APELAÇÃO CÍVEL. CONSUMIDOR. AÇÃO DE OBRIGAÇÃO DE FAZER C/C INDENIZATÓRIA POR DANOS MORAIS. RECURSO MANEJADO SOB A ÉGIDE DO CPC/15. ALEGAÇÃO DE SUPOSTO VÍCIO DO PRODUTO. AUSÊNCIA DE COMPROVAÇÃO. PRETENSÃO DE DEVOLUÇÃO DA QUANTIA DESEMBOLSADA SEM AMPARO LEGAL. INTELIGÊNCIA DO ART. 18, § 1 DO CDC. INEXISTE PROVA DO FATO CONSTITUTIVO DO DIREITO DA DEMANDANTE, CONFORME EXIGIDO PELO ART. 333, I, DO CPC/73 (ARTIGO 373, I, do CPC/15). INEXISTÊNCIA DE FALHA NA PRESTAÇÃO DO SERVIÇO. SENTENÇA MANTIDA.

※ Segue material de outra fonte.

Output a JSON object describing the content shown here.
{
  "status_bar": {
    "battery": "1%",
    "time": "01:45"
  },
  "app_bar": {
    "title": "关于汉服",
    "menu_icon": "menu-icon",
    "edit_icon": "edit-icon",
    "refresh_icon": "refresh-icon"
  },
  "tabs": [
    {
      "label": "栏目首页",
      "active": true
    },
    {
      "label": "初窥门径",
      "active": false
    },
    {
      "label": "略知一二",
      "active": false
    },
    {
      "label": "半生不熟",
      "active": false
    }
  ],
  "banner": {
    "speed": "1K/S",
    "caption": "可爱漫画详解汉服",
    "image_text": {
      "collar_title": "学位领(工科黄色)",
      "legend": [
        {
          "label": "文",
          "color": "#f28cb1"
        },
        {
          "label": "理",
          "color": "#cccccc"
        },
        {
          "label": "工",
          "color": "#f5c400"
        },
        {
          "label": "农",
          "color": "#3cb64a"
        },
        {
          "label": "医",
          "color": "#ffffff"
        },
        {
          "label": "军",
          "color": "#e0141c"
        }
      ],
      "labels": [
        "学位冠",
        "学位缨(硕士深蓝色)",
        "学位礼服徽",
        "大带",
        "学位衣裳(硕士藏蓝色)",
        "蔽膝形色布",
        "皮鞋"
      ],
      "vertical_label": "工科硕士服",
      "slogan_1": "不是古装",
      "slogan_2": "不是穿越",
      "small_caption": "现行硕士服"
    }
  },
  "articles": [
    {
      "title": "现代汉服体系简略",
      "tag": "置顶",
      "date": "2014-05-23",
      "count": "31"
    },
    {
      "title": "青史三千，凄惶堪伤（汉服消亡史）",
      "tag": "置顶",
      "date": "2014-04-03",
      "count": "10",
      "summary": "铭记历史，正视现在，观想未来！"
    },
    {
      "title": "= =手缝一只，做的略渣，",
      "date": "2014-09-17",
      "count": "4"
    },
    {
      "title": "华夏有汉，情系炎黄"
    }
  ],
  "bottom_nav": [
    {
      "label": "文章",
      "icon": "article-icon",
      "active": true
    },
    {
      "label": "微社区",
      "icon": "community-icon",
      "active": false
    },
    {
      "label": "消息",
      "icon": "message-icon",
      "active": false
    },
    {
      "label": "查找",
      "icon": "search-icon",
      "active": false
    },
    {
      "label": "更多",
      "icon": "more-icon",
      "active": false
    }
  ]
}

A autora adquiriu junto ao estabelecimento da ré um Tablet de marca CCE pelo valor de R$ 249,00 (duzentos e quarenta e nove reais). No caso, a parte autora ingressou com demanda sustentando vício no produto e que a apelada não solucionou o problema administrativamente. De início, cabe observar a incidência da teoria da responsabilidade objetiva em relação aos danos causados ao consumidor por defeitos na prestação de serviços, nos termos do artigo 14 do Código de Defesa do Consumidor. Contudo, a incidência das normas protetivas não afasta, per si, o ônus probatório mínimo para o reconhecimento da violação de um direito. Em que pese ser o consumidor presumidamente vulnerável, não há como se afastar a necessidade de produzir prova mínima quanto aos fatos que alega, conforme disposto no artigo 333, I, do CPC/73 (artigo 373, I, do CPC/15), sob este ângulo, verifica-se, caso a caso, a hipossuficiência. Vale frisar, que a autora alegou que tentou solucionar administrativamente o problema, mas não relaciona uma única data que tenha comparecido ao estabelecimento comercial ou o nome de um vendedor ou gerente que lhe tenha atendido. Não apresenta qualquer protocolo de atendimento por telefone ou cópia de e-mail de forma a demonstrar sua insatisfação com o produto adquirido. Não prova que tenha remetido o produto à assistência técnica para verificação do problema e conserto do suposto vício, conforme estabelece o artigo 18 do Código de Defesa do Consumidor. Incidência do verbete nº 330 TJRJ. Verifica-se, então, que a empresa ré sequer detinha conhecimento acerca do vício do produto da autora. Deste modo, na ausência de conduta ilícita praticada pela empresa ré (estabelecimento comercial), na forma do artigo 14, § 3º, I do CDC, não resta caracterizada a falha na prestação de serviços. Precedentes deste Tribunal. Mantença da sentença. Honorários recursais. RECURSO A QUE SE NEGA PROVIMENTO.